Magnesium. Though calcium gets all the credit when it comes to bone health, magnesium is equally important. Magnesium is a constituent of bone and is essential for several biochemical reactions involved in bone building. A diet low in magnesium, the norm for the standard American diet, and relatively high in calcium actually contributes to osteoporosis. Though blood levels of magnesium are often normal, this is misleading. A more accurate test is red blood cell magnesium, which is often low in cases of depression and fatigue. Overconsumption of processed food is usually the culprit in magnesium deficiency. This nutrient is found in organically grown vegetables, whole grains, sea vegetables and meats such as turkey. I recommend a magnesium supplement daily at a dose of 400 to 800 mg per day, depending upon the quality of your diet. [12]
Manganese. This nutrient should be supplemented in the form of manganese picolinate. The recommended dose is 15 mg per day.
Calcium. Taking calcium without vitamin D is almost useless. That said, calcium supplementation is valuable. Take 1,000 to 1,500 mg per day in the form of aspartate, citrate, or lactate. You can take less if you obtain significant amounts from your food. Despite widespread promotion of the antacid Tums as a way to obtain needed calcium, better supplements are available. Although the calcium carbonate found in Tums has been shown to increase bone density, it also exerts an alkalizing effect on stomach acid, thereby inhibiting calcium absorption and increasing the risk of kidney stones.[13]

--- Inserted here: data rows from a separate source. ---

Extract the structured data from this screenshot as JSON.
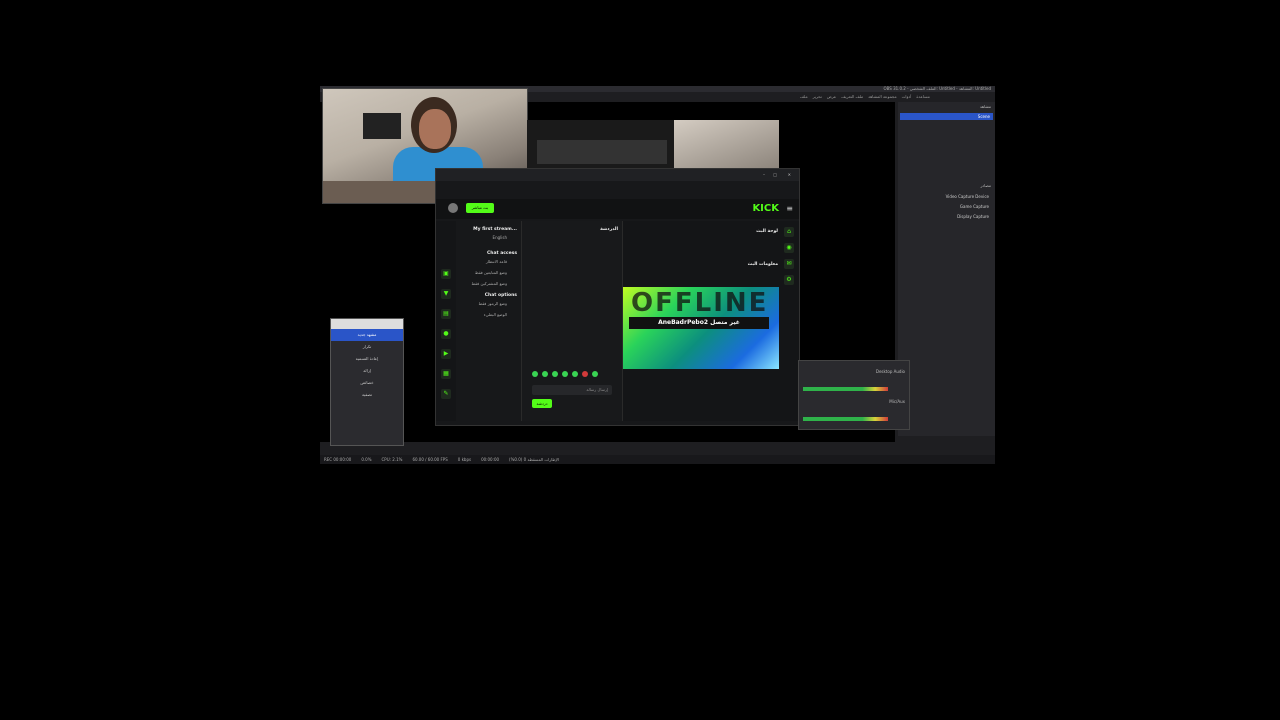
{
  "obs": {
    "title": "OBS 31.0.2 - الملف الشخصي: Untitled - المشاهد: Untitled",
    "menu": [
      "ملف",
      "تحرير",
      "عرض",
      "ملف التعريف",
      "مجموعة المشاهد",
      "أدوات",
      "مساعدة"
    ],
    "scenes_header": "مشاهد",
    "scene_active": "Scene",
    "sources_header": "مصادر",
    "sources": [
      "Video Capture Device",
      "Game Capture",
      "Display Capture"
    ],
    "status": [
      "REC 00:00:00",
      "0.0%",
      "CPU: 2.1%",
      "60.00 / 60.00 FPS",
      "0 kbps",
      "00:00:00",
      "الإطارات المسقطة 0 (0.0%)"
    ]
  },
  "browser": {
    "tab_label": "Kick",
    "kick_logo": "KICK",
    "go_live_label": "بث مباشر",
    "video_overlay_text": "AneBadrPebo2 غير متصل",
    "offline_text": "OFFLINE",
    "stream_info_title": "معلومات البث",
    "stream_panel_label": "لوحة البث",
    "chat_header": "الدردشة",
    "chat_input_placeholder": "إرسال رسالة",
    "chat_send_label": "دردشة",
    "left_panel_title": "My first stream...",
    "left_panel_lang": "English",
    "chat_access_title": "Chat access",
    "chat_options_title": "Chat options",
    "left_items": [
      "قاعة الانتظار",
      "وضع المتابعين فقط",
      "وضع المشتركين فقط",
      "وضع الرموز فقط",
      "الوضع البطيء"
    ]
  },
  "dialog": {
    "items": [
      "مشهد جديد",
      "تكرار",
      "إعادة التسمية",
      "إزالة",
      "خصائص",
      "تصفية"
    ],
    "active_index": 0
  },
  "mixer": {
    "channels": [
      "Desktop Audio",
      "Mic/Aux"
    ],
    "levels": [
      0.85,
      0.85
    ]
  }
}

Boron. Boron is a trace element found in fruits, nuts and vegetables. It has been found to reduce urinary calcium loss and to increase serum levels of 17-beta estradiol (the most biologically active estrogen); both of these effects help bone health. The minimum daily dose of boron needed (2 mg per day) is easily met with a diet rich in fruits, nuts and vegetables; supplements can be taken up to 12 mg per day. [14]
Your bones and skin were designed to support you for life. With a little help from you, they can do just that!